Social media through the web- and-mobile-based technologies has provided ways of altering the business landscape, serving and retaining customers, and building internal online communities. Leveraging the right social media audience can lead to successful operations at the local and global level. However, there are several strategies that a business should adopt to capitalize on the power of social media.

Set Social Media Goals

A business can use social media platforms to interact with consumers at a personal level, showcase products, and services, provide customer care, receive reviews and criticisms for their product, and make online sales. The first step to the successful use of social media for organizations is setting objectives.

How do you intend to use Facebook, Twitter, YouTube, Linkedin, Instagram, and other platforms for the benefit of your business? The highest-level goal of every business should be to engage customers and potential clients at an individual level. While the end objective is to increase market exposure, generate revenue, and reduce organizational costs, your priority should be deepening customer relationships. As the business engages with consumers to share its expertise, ties are strengthened, and this inspires online conversations about the brand. This, in turn, improves brand awareness and recognition in the marketplace.

Define Your Audience

There are millions of social media users in the world today, and not all may be the business’ potential customers. The business has to define and filter its audience from the millions of users to realize expansion. There are numerous ways to identify audiences by generation, age, gender, specific groups such as homeowners, college students, and so on. Segmenting your audience is critical in determining the most appropriate platform for your business.

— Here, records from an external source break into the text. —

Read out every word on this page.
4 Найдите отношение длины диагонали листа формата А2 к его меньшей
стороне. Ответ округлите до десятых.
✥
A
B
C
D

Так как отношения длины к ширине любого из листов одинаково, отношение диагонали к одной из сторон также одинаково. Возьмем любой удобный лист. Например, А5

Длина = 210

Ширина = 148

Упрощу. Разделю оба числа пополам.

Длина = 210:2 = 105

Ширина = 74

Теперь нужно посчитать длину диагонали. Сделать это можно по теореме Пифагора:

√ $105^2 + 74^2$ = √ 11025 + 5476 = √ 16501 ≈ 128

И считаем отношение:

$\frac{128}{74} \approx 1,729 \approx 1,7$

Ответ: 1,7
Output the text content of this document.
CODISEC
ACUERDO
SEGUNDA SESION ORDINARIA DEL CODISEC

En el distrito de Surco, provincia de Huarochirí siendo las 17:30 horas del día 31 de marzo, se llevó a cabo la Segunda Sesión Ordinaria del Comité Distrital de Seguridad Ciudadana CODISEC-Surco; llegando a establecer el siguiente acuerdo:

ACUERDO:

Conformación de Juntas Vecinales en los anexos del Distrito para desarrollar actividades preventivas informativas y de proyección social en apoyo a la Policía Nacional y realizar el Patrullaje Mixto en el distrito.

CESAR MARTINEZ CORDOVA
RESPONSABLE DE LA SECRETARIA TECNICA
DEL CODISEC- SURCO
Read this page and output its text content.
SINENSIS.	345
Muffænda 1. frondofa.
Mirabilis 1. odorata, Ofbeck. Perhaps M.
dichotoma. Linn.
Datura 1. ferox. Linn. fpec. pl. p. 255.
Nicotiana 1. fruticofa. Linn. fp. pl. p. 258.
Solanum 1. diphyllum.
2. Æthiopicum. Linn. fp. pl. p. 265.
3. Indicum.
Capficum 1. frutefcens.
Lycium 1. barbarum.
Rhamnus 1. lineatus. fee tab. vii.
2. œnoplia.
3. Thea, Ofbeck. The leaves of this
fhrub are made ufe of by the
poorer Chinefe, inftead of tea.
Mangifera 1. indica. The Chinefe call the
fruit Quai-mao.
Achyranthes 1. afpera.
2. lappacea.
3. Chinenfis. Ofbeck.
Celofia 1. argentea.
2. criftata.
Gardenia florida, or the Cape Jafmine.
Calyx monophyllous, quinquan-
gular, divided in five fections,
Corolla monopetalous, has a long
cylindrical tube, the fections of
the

For instance, if your company is targeting young adults, a platform such as Snapchat would be an ideal option. Similarly, if your business is targeting professionals in various fields, LinkedIn would be a perfect platform to use. Defining your audience will help your own organization to select the best platforms to further its cause, mission, and values. It will also enable you to go for the right tools, such as Symantec DLP, to protect business information across various platforms and networks. However, it is important to have a presence in most, if not all, social media platforms.

Focus on the Content

Once a business has defined its objectives and selected the right platforms based on their target audience, the next thing is to grow their social media following. Content is king when it comes to expanding a business on social media. What kind of information is the organization availing on social media? The absence of captivating and relevant information can frustrate your plans to use social media as a business expansion tool. The company should consistently showcase its products and services, provide expert information, and educate its users.

Combine video captioning with high-quality photos and videos to create captivating posts that will draw more users to your profile. Provide links to the business website and other platforms so that the existing users can get an opportunity to access them.

Social media is a powerful tool that when implemented effectively can expand your business operations globally and generate exponential revenues. Put these strategies to work, whether you are working on a personal brand or developing the reputation of your entire company.